SIAM Journal on Control and Optimization, Vol.58, No.6, 3586-3612, 2020
GLOBAL CONVERGENCE OF POLICY GRADIENT METHODS TO (ALMOST) LOCALLY OPTIMAL POLICIES
Policy gradient (PG) methods have been one of the most essential ingredients of reinforcement learning, with application in a variety of domains. In spite of the empirical success, a rigorous understanding of the global convergence of PG methods appears to be relatively lacking in the literature, especially for the infinite-horizon setting with discounted factors. In this work, we close the gap by viewing PG methods from a nonconvex optimization perspective. In particular, we propose a new variant of PG methods for infinite-horizon problems that uses a random rollout horizon for the Monte Carlo estimation of the policy gradient. This method then yields an unbiased estimate of the policy gradient with bounded variance, which enables using the tools from nonconvex optimization to establish the global convergence. Employing this perspective, we first point to an alternative method to recover the convergence to stationary-point policies in the literature.
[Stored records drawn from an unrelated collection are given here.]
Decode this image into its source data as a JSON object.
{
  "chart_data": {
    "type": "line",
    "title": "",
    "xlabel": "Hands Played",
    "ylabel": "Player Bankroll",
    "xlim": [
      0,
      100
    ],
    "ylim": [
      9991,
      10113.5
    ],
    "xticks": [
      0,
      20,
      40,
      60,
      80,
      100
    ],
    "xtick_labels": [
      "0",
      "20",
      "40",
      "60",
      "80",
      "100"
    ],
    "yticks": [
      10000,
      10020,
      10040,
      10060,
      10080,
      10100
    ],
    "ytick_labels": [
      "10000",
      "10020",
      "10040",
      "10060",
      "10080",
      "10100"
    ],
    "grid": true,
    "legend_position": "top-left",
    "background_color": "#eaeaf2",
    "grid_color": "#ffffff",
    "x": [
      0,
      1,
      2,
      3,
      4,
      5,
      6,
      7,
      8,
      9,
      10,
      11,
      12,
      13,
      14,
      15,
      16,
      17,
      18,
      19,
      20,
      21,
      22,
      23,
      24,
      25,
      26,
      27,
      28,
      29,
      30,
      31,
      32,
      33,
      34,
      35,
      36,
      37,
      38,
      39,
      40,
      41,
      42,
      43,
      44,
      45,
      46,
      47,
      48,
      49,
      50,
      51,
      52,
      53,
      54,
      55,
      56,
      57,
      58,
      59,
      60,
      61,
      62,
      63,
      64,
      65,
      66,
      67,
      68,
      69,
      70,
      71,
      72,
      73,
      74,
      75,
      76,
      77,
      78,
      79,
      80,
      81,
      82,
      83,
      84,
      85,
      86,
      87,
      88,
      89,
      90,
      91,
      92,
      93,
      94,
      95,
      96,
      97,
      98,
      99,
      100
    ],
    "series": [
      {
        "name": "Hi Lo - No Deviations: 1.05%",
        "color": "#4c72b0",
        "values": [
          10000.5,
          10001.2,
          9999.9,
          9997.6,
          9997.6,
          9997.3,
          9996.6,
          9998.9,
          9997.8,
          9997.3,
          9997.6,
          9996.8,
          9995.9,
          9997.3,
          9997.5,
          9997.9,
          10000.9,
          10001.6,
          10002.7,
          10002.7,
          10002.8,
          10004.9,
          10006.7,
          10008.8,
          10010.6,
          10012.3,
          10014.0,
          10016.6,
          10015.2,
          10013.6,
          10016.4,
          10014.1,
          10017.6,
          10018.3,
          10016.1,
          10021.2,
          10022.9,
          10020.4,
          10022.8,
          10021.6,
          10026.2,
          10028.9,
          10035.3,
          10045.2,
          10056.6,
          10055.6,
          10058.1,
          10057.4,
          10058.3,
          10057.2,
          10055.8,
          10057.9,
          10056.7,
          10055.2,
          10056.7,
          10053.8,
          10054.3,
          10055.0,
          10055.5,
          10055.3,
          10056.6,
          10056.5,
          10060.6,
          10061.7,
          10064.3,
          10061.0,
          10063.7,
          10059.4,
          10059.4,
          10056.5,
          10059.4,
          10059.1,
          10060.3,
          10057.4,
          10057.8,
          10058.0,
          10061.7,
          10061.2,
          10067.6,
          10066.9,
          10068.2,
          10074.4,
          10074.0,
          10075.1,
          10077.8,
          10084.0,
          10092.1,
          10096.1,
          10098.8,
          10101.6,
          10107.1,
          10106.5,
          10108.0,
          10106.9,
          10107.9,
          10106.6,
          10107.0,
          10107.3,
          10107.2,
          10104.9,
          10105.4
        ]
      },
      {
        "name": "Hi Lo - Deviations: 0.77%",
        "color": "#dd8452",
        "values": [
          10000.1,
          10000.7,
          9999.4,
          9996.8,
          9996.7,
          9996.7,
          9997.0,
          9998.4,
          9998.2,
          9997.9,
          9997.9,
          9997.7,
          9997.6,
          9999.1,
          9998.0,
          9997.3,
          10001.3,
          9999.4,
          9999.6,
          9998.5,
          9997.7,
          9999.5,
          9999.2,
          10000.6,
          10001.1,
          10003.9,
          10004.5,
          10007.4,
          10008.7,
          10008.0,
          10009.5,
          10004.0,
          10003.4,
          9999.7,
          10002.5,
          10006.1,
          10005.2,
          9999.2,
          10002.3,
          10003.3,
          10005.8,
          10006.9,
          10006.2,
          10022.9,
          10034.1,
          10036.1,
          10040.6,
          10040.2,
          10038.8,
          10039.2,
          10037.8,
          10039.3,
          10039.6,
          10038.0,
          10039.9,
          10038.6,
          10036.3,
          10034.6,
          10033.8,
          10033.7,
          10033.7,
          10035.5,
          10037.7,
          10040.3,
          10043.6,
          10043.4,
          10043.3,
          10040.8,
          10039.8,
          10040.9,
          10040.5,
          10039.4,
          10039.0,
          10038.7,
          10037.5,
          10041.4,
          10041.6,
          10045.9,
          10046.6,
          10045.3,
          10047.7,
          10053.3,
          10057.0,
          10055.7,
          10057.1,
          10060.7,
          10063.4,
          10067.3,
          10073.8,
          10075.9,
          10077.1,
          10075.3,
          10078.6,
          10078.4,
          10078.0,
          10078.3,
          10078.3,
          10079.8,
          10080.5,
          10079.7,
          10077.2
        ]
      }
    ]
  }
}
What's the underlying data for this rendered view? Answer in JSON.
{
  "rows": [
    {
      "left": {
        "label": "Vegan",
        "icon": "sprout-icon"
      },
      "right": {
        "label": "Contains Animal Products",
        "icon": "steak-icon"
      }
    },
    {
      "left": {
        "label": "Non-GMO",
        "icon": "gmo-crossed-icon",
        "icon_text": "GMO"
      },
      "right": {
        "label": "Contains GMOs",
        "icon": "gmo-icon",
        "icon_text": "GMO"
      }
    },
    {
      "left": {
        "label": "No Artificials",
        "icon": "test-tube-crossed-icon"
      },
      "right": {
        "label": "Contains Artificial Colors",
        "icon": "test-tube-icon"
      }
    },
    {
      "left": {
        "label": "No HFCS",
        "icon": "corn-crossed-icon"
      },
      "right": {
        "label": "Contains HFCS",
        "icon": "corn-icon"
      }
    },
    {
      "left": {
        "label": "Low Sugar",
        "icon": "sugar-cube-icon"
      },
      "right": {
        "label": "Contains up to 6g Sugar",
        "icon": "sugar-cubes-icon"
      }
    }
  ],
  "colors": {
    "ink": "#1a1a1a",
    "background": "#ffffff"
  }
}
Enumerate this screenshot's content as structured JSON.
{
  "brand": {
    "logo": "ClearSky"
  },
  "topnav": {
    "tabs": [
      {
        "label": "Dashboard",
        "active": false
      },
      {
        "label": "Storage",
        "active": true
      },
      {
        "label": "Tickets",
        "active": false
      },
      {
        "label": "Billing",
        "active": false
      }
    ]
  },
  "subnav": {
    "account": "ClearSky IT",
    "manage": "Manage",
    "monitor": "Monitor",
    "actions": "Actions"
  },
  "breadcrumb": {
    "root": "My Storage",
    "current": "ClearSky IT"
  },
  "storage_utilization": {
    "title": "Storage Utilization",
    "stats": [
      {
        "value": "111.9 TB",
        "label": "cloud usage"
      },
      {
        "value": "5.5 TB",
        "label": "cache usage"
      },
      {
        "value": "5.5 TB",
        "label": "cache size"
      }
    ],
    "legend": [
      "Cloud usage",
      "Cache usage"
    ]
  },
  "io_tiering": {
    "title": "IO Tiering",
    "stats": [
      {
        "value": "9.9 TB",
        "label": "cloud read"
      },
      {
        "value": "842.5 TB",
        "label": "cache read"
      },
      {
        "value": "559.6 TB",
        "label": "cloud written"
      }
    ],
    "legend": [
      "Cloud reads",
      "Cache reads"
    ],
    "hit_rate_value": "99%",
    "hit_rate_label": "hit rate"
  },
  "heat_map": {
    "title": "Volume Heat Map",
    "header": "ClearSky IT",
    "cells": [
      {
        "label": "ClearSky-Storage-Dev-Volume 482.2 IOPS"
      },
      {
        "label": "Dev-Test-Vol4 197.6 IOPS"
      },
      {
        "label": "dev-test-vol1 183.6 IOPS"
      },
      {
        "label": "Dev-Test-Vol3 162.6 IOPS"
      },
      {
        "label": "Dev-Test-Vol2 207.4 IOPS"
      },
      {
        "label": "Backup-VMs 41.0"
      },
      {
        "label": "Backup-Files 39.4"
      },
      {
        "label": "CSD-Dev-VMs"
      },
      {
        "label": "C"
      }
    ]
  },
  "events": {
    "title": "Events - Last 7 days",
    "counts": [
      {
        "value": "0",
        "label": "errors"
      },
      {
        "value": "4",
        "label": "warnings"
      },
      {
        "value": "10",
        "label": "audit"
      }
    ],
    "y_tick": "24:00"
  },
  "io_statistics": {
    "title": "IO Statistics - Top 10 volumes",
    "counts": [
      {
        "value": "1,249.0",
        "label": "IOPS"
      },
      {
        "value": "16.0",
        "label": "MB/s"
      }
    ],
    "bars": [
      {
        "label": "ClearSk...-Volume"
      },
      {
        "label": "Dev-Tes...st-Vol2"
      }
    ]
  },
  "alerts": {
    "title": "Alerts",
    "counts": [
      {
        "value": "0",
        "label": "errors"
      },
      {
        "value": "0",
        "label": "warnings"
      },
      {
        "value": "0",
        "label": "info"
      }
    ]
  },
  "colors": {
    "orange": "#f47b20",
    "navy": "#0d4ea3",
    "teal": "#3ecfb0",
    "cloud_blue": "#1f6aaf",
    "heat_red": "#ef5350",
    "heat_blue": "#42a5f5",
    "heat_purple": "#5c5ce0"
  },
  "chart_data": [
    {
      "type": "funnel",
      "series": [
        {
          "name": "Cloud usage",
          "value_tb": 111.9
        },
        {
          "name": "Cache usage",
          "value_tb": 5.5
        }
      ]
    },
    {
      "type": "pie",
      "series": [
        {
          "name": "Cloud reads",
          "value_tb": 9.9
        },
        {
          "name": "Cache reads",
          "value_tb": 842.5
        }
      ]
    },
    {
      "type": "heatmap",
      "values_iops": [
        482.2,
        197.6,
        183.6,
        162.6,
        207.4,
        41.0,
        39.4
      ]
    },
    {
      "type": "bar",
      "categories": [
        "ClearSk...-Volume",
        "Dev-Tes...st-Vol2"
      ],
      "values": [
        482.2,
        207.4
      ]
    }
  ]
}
Motivated by the recent advances in nonconvex optimization, we have modified the proposed PG method by introducing a periodically enlarged stepsize rule. More interestingly, this modified algorithm is shown to be able to escape saddle points under mild assumptions on the reward functions and the policy parameterization of the reinforcement learning (RL) problem. Specifically, we connect the correlated negative curvature condition of [H. Daneshmand et al., Escaping saddles with stochastic gradients, in Proceedings of the International Conference on Machine Learning, Stockholm, Sweden, 2018, pp. 1155-1164] to the fact that the reward must be strictly positive or negative. Under the additional assumption that all saddle points are strict, this result essentially establishes the convergence to actual locally optimal policies of the underlying problem and thus rigorously corroborates the overclaimed argument in the literature on the convergence of PG methods. In this aspect, our findings justify the benefit of reward-reshaping in terms of escaping saddle points from a nonconvex optimization perspective.